6. Bellow had an appointment with Leon Trotsky on the day of Trotsky’s assassination
Bellow described the day thus: ““I was in Mexico at the time, and an acquaintance of the Old Man, a European lady whom I had met in Taxco, arranged a meeting. Trotsky agreed to receive my friend Herbert Passin and me in Coyoacán. It was on the morning of our appointment that he was struck down, and when we reached Mexico City we were met by the headlines. When we went to his villa we must have been taken for foreign journalists, and we were directed to the hospital. The emergency room was in disorder. We had only to ask for Trotsky. A door into a small room was opened for us and there we saw him. He had just died. A cone of bloody bandages was on his head. His cheeks, his nose, his beard, his throat were streaked with blood and with dried trickles of iodine.”
7. Bellow was married five times and fathered a child at age 84
Bellow was married to Anita Goshkin (1937–56), Alexandra (Sondra) Tschacbasov (1956–59), Susan Glassman (1961–64), Alexandra Bagdasar Ionescu Tulcea (1974–85), and Janis Freedman (1989–2005). He had four children: Adam, Daniel, Gregory (Greg), and Naomi Rose (Rosie). Rosie was born when Bellow was 84 years old. His three sons were all born to different women and never lived together for more than a weekend.
8. Bellow saw himself in several of his fictional characters
Of all his characters, Bellow said that he most resembled Eugene Henderson, of Henderson the Rain King. Henderson was a pig farmer and violinist who quested fruitlessly for greater truth and meaning in life. Bellow also said that he saw similarities to himself in Moses Herzog, the protagonist of Herzog, Artur Sammler, of Mr. Sammler’s Planet, and Albert Corde, of The Dean’s December.

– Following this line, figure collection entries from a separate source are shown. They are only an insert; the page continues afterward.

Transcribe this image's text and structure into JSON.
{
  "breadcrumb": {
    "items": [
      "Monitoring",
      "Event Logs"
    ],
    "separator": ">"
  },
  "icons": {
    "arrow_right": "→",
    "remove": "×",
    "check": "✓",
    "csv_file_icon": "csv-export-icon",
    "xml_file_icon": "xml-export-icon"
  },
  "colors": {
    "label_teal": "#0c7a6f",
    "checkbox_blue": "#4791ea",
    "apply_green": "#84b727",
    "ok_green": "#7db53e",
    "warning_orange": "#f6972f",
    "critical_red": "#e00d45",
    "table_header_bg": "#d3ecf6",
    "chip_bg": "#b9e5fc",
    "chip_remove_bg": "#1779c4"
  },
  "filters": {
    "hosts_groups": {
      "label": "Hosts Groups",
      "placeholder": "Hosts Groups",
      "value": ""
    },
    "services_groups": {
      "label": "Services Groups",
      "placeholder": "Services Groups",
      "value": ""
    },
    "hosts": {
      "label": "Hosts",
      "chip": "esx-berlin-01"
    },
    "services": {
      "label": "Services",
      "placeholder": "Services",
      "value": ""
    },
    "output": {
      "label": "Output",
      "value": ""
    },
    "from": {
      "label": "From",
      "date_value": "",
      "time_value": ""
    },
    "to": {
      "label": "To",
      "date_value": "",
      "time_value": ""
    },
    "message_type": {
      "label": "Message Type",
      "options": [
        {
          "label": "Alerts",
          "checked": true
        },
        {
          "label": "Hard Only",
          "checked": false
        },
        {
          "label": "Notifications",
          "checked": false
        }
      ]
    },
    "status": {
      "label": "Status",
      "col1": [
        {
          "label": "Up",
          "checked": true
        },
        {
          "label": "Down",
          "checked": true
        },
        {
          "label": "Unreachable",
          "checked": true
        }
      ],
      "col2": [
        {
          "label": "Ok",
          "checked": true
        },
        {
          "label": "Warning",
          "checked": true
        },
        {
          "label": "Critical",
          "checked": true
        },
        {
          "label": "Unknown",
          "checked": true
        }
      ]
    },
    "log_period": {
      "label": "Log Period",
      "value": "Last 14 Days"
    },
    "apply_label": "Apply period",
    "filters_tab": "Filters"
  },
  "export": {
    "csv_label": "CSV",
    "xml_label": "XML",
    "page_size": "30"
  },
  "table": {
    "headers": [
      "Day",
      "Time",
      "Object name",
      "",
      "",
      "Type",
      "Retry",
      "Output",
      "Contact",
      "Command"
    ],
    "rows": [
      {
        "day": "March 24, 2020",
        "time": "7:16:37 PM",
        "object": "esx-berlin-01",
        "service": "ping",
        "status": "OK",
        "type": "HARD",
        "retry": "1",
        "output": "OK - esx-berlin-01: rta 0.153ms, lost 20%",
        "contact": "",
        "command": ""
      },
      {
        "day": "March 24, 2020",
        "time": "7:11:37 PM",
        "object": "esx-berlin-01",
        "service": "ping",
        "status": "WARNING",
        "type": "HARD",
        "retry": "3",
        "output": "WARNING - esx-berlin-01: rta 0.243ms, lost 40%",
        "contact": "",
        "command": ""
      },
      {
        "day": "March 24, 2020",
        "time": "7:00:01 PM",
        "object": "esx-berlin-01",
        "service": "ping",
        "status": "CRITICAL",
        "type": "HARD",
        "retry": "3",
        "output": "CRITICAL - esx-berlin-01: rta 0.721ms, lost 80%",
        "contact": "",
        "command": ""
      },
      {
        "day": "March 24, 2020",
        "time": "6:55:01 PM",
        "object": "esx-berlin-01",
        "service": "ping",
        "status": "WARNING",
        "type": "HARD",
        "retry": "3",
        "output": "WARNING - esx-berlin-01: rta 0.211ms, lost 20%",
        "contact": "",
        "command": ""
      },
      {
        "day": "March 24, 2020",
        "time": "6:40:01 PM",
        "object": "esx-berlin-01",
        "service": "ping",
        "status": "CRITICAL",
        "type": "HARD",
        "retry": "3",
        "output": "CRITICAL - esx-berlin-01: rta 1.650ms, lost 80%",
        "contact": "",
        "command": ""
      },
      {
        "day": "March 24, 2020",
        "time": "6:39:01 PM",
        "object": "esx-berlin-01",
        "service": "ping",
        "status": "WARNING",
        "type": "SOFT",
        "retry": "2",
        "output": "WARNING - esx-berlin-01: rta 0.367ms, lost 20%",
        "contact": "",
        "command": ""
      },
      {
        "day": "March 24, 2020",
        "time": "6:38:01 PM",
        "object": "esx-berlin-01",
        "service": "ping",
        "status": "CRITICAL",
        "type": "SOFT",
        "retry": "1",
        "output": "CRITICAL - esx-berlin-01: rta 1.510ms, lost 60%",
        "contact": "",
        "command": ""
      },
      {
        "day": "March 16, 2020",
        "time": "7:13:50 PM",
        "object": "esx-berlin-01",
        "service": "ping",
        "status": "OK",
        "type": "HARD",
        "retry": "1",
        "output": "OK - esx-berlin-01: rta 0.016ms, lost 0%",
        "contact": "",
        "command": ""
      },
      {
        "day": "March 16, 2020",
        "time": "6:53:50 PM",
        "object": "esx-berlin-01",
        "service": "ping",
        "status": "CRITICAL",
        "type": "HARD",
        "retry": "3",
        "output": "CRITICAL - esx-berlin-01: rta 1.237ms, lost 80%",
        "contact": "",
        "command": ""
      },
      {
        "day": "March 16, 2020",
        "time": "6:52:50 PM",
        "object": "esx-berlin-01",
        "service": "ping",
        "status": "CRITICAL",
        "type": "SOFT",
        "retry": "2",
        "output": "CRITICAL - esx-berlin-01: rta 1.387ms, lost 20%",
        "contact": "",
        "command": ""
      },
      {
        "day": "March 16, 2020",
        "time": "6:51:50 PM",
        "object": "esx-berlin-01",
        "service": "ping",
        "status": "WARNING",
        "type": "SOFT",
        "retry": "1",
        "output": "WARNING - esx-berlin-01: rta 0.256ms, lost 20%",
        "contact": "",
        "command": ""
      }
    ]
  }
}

9. Bellow opposed “deep reading”
In an essay for The New York Times, entitled “The Search for Symbols, a Writer Warns, Misses All the Fun and Fact of the Story,” Bellow wrote against readers focusing overmuch on finding symbols in literature. He drew distinctions between “substantial” and “accidental” symbols. “Accidental” symbols, in his opinion, were akin to wood shavings in Ulysses representing the crucifixion. He wrote of a “substantial” symbol that, “You cannot avoid it, you cannot remove it. You can’t take the handkerchief from Othello, or the sea from The Nigger of the Narcissus, or the disfigured feet from Oedipus Rex.”
10. Some considered Bellow a racist
Bellow became mired in controversy when he asked, concerning multiculturalism, “Who is the Tolstoy of the Zulus? The Proust of the Papuans? I’d be glad to read him.” Many interpreted his statement as an insult to non-Western literature. Bellow claimed that he was misquoted and later wrote a defense in The New York Times arguing that he “was speaking of the distinction between literate and preliterate societies.”